Es necesario reconocer que no somos los únicos que sufrimos ni los que más lo hacemos; tendemos con demasiada frecuencia a auto compadecernos. Puede haber miles de muertos en un terremoto y nos compadecemos de ellos mientras vemos el noticiero, pero inmediatamente después a mí me parecerá mucho más grave e importante la caries que tanto me molesta.

El dolor es un tramposo que nos hace creer que somos los únicos a quienes les presta atención, a los que más acompaña y a quienes más intensamente se acerca; en realidad el sufrimiento es parte de nuestra condición humana. Salir de nuestro propio dolor y acercarnos al ajeno no es una tarea fácil, pretender negarlo es también una falsedad, es tan parte de nuestra existencia como la felicidad, porque no hay una vida en la felicidad y una no vida en el dolor, ambas son parte de la existencia humana en su totalidad.

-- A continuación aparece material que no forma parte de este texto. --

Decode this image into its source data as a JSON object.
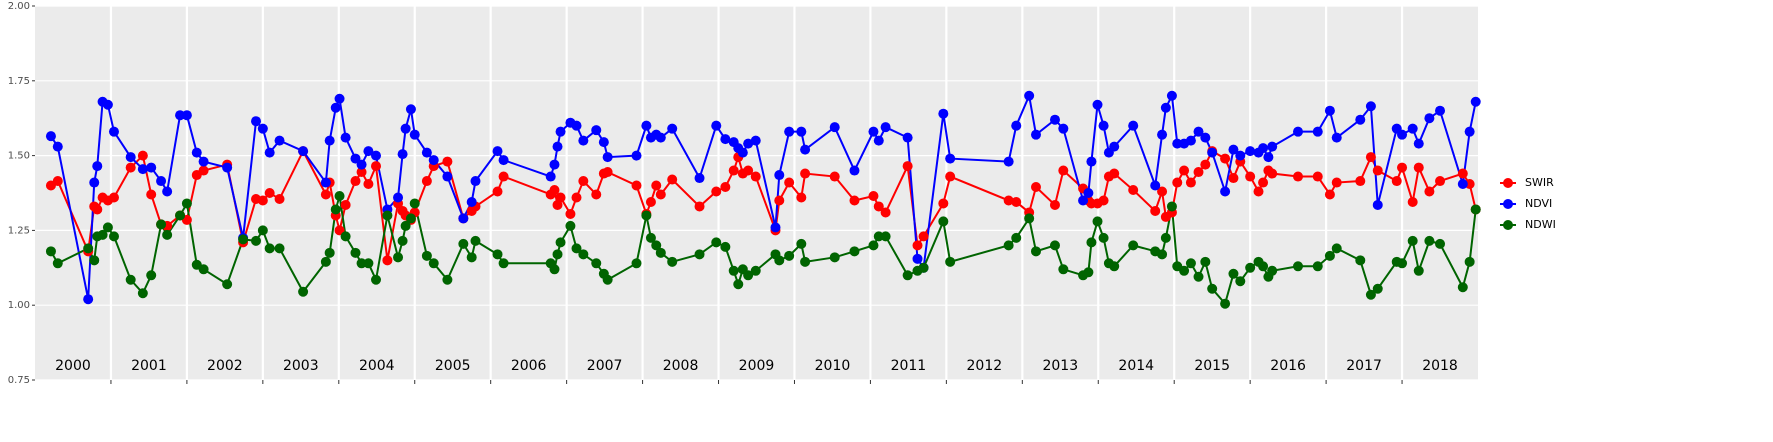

Existe un culto actual a la felicidad, en el que pareciera que ser feliz es poder hacer lo que a uno le venga en gana, sin más medida ni criterio que la satisfacción de mis deseos, elevando a rango de dogma la idea de que para alcanzar la felicidad debo pensar sólo en mí mismo; olvidamos que los seres humanos somos seres sociales y sólo en comunidad nos realizamos; el ser humano se vuelve más humano en la relación con el prójimo y es en esa sana relación donde encontrará su felicidad.

Es en nuestras propias manos donde hallaremos la felicidad, no es posible ponerla en nuestro exterior porque entonces la dejamos fuera de nuestras posibilidades y a expensas de las circunstancias y personas que nos rodean, mas eso no significa que la tengamos que atesorar egoístamente, esa felicidad que viene de dentro es el derecho de todo ser humano; estamos llamados a la plenitud de la felicidad, pero no a una felicidad egoísta y centrada en el yo, sino a aquella que siendo verdadera se multiplica para cada uno de nosotros mientras más la brindemos a los demás; la felicidad es de las muy pocas cosas que mientras más se da, más se tiene.

Esa construcción de la felicidad es un asunto de decisión, cada ser humano se puede dedicar a morir o dedicarse a vivir. ¿A qué te quieres dedicar? La felicidad la alcanza el que se decide tercamente a construirla y construirla no es fácil, la vida es bella, pero no por ser fácil, la felicidad es un opción, la elegimos cuando con todas las piedras que el sufrimiento nos arroja en esta vida acabamos construyendo los cimientos sobre los que levantaremos el edificio de nuestra felicidad.

Como diría mi muy querido José Luis Martín Descalzo: “La felicidad no se encuentra en una habitación lejana de dolor, sino en el piso de encima del sufrimiento”.